Geology students present original research in Denver
Several Radford University students presented original research at the Geological Society of America (GSA) Meeting, held Sept. 25-28 in Denver, Colorado.
Geology majors Antonio Conde, Alexa Harrison, Nick Schrecongost, Dylan Philippart, Abdullah Zulfiqar and Hans Voll traveled with professors Elizabeth McClellan and Skip Watts to the annual gathering at which they presented poster presentations of their research.
The research topics were:
- Boy Scouts Rock: Updating and Digitizing Legacy Geologic Information for the Blue Ridge Scout Reservation, Antonio Conde
- The Use Of Unmanned Aerial Systems for Digital Topographic and Thermal Modeling of Mountain Lake Virginia, Abdullah Zulfiqar
- Leveraging Gigapan Imaging Technology for Helping Introductory-Level Geology Lab Classes for Understanding Glacial Processes and Global Climate Change, Dylan Philippart
- An Investigation of Thermal Conductivities for Several Different Soil Types in Southwest Virginia, Hans Voll
- Eruptive Sequence and Processes in a Neoproterozoic Intracontinental Rift: The Mount Rogers Formation, Southwest Virginia, Alexa Harrison
- Bracketing the Age of Neoproterozoic Glaciation in the Virginia Blue Ridge, Nick Schrecongost
At the conference, Harrison was awarded the Sigma Gamma Epsilon (SGE) Best Undergraduate Studies Poster for her research on the petrographic characteristics of the Bearpen rhyolite of Mount Rogers in Southwest Virginia.
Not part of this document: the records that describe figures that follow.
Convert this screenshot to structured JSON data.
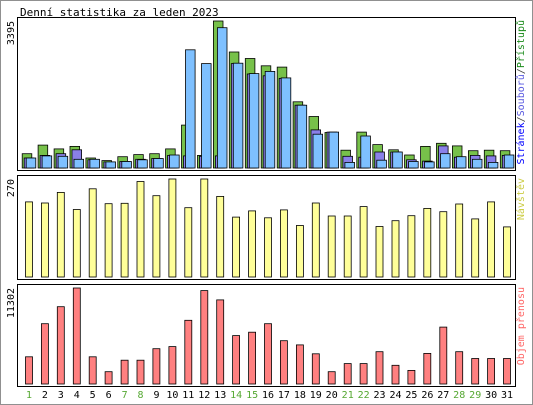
{
  "chart_data": {
    "type": "bar",
    "title": "Denní statistika za leden 2023",
    "categories": [
      "1",
      "2",
      "3",
      "4",
      "5",
      "6",
      "7",
      "8",
      "9",
      "10",
      "11",
      "12",
      "13",
      "14",
      "15",
      "16",
      "17",
      "18",
      "19",
      "20",
      "21",
      "22",
      "23",
      "24",
      "25",
      "26",
      "27",
      "28",
      "29",
      "30",
      "31"
    ],
    "weekend_days": [
      "1",
      "7",
      "8",
      "14",
      "15",
      "21",
      "22",
      "28",
      "29"
    ],
    "panels": [
      {
        "id": "hits",
        "ymax": 3395,
        "ymax_label": "3395",
        "legend": [
          {
            "text": "Stránek",
            "color": "#0000ff"
          },
          {
            "text": "/",
            "color": "#404040"
          },
          {
            "text": "Souborů",
            "color": "#5a5ae0"
          },
          {
            "text": "/",
            "color": "#404040"
          },
          {
            "text": "Přístupů",
            "color": "#1a8a1a"
          }
        ],
        "series": [
          {
            "name": "Přístupů",
            "color": "#77c14a",
            "values": [
              330,
              530,
              440,
              500,
              230,
              170,
              260,
              310,
              330,
              440,
              990,
              290,
              3395,
              2680,
              2530,
              2360,
              2330,
              1530,
              1190,
              820,
              410,
              830,
              540,
              420,
              300,
              500,
              570,
              510,
              400,
              410,
              400
            ]
          },
          {
            "name": "Souborů",
            "color": "#8a80e8",
            "values": [
              230,
              290,
              330,
              420,
              190,
              140,
              150,
              200,
              220,
              290,
              280,
              270,
              280,
              2410,
              2170,
              2130,
              2070,
              1450,
              880,
              830,
              270,
              250,
              370,
              370,
              190,
              160,
              510,
              250,
              290,
              280,
              290
            ]
          },
          {
            "name": "Stránek",
            "color": "#7ec0ff",
            "values": [
              230,
              280,
              270,
              200,
              200,
              140,
              150,
              190,
              220,
              300,
              2730,
              2410,
              3240,
              2420,
              2180,
              2230,
              2080,
              1450,
              780,
              830,
              130,
              740,
              180,
              370,
              150,
              140,
              330,
              260,
              200,
              130,
              300
            ]
          }
        ]
      },
      {
        "id": "visits",
        "ymax": 270,
        "ymax_label": "270",
        "legend": [
          {
            "text": "Návštěv",
            "color": "#cccc44"
          }
        ],
        "series": [
          {
            "name": "Návštěv",
            "color": "#ffff99",
            "values": [
              207,
              204,
              233,
              186,
              243,
              202,
              203,
              263,
              224,
              270,
              191,
              270,
              222,
              165,
              182,
              163,
              185,
              142,
              204,
              168,
              168,
              194,
              139,
              155,
              169,
              189,
              180,
              201,
              160,
              207,
              138
            ]
          }
        ]
      },
      {
        "id": "volume",
        "ymax": 11302,
        "ymax_label": "11302",
        "legend": [
          {
            "text": "Objem přenosu",
            "color": "#ff6666"
          }
        ],
        "series": [
          {
            "name": "Objem přenosu",
            "color": "#ff8080",
            "values": [
              3200,
              7100,
              9100,
              11302,
              3200,
              1450,
              2800,
              2800,
              4150,
              4400,
              7500,
              11000,
              9900,
              5700,
              6100,
              7100,
              5100,
              4600,
              3560,
              1450,
              2400,
              2400,
              3800,
              2200,
              1600,
              3600,
              6700,
              3800,
              3000,
              3000,
              3000
            ]
          }
        ]
      }
    ]
  }
}
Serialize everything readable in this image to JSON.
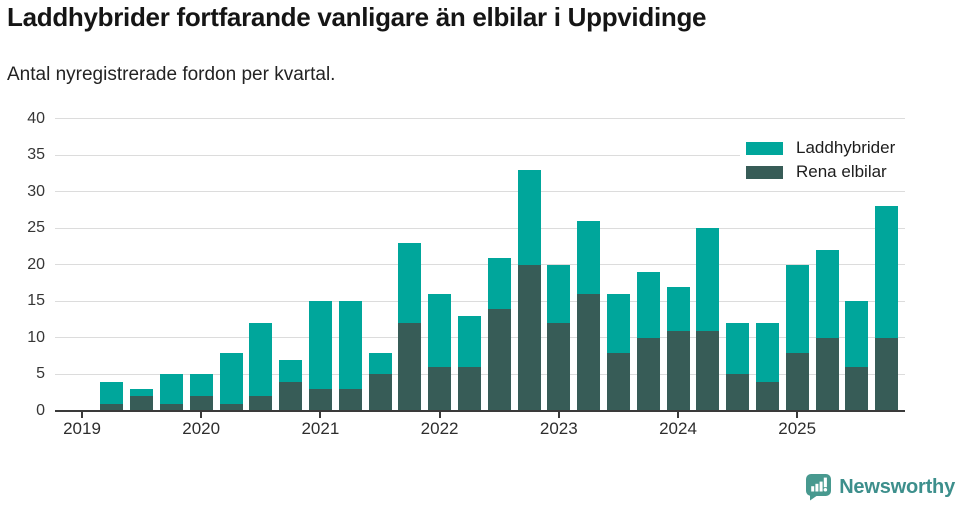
{
  "title": "Laddhybrider fortfarande vanligare än elbilar i Uppvidinge",
  "subtitle": "Antal nyregistrerade fordon per kvartal.",
  "chart_data": {
    "type": "bar",
    "stacked": true,
    "title": "Laddhybrider fortfarande vanligare än elbilar i Uppvidinge",
    "subtitle": "Antal nyregistrerade fordon per kvartal.",
    "xlabel": "",
    "ylabel": "",
    "ylim": [
      0,
      40
    ],
    "y_ticks": [
      0,
      5,
      10,
      15,
      20,
      25,
      30,
      35,
      40
    ],
    "grid": "horizontal",
    "legend_position": "top-right",
    "x_tick_labels": [
      "2019",
      "2020",
      "2021",
      "2022",
      "2023",
      "2024",
      "2025"
    ],
    "categories": [
      "2019 K1",
      "2019 K2",
      "2019 K3",
      "2019 K4",
      "2020 K1",
      "2020 K2",
      "2020 K3",
      "2020 K4",
      "2021 K1",
      "2021 K2",
      "2021 K3",
      "2021 K4",
      "2022 K1",
      "2022 K2",
      "2022 K3",
      "2022 K4",
      "2023 K1",
      "2023 K2",
      "2023 K3",
      "2023 K4",
      "2024 K1",
      "2024 K2",
      "2024 K3",
      "2024 K4",
      "2025 K1",
      "2025 K2",
      "2025 K3",
      "2025 K4"
    ],
    "series": [
      {
        "name": "Laddhybrider",
        "color": "#00A69B",
        "values": [
          0,
          3,
          1,
          4,
          3,
          7,
          10,
          3,
          12,
          12,
          3,
          11,
          10,
          7,
          7,
          13,
          8,
          10,
          8,
          9,
          6,
          14,
          7,
          8,
          12,
          12,
          9,
          18
        ]
      },
      {
        "name": "Rena elbilar",
        "color": "#375C57",
        "values": [
          0,
          1,
          2,
          1,
          2,
          1,
          2,
          4,
          3,
          3,
          5,
          12,
          6,
          6,
          14,
          20,
          12,
          16,
          8,
          10,
          11,
          11,
          5,
          4,
          8,
          10,
          6,
          10
        ]
      }
    ],
    "stacked_totals": [
      0,
      4,
      3,
      5,
      5,
      8,
      12,
      7,
      15,
      15,
      8,
      23,
      16,
      13,
      21,
      33,
      20,
      26,
      16,
      19,
      17,
      25,
      12,
      12,
      20,
      22,
      15,
      28
    ]
  },
  "legend": {
    "items": [
      {
        "label": "Laddhybrider",
        "color": "#00A69B"
      },
      {
        "label": "Rena elbilar",
        "color": "#375C57"
      }
    ]
  },
  "footer": {
    "brand": "Newsworthy",
    "brand_color": "#3D8F8C",
    "logo_color": "#48998F",
    "logo_icon": "bar-chart-speech-bubble-icon"
  }
}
Schrecongost, who did fieldwork with Harrison and co-authored her research poster, was also honored.
The Geological Society of America (GSA) is one of the premier geoscience organizations in the world. The organization has a large international division as well as six sections across the United States and Canada. More than 7,000 attendees, representing 48 different countries, participated in the September conference.
Students in Radford's Department of Geology have regularly presented research at the GSA Southeastern Section meetings held in the spring. The past two years, they've also had a big presence at the annual meeting.
"It is very exciting and important for our students to have these types of experiences," said McClellan, associate professor of geology. "At these events, our students are exposed to individuals with similar interests and scientific pursuits. They exchange ideas and practice their public speaking and interpersonal skills. Most important, they leave more inspired, knowledgeable and confident than when they arrived."
Harrison said she enjoyed networking with representatives from graduate programs and companies she could potentially apply to and work for. The conference left her excited for the future, she said.
"I learned that geology is a much broader field of study than I originally thought, and it has countless career or educational paths to choose from," she said.
Conde said the conference was an "incredible opportunity," one he hopes will help him attain his future goals and aspirations.
"I got to hear from dozens of professionals, grad students and undergrads about their research, goals, experiences and recommendations about the future," he said. "I gained a sense of relief knowing that everyone has the opportunity to take their own path to success."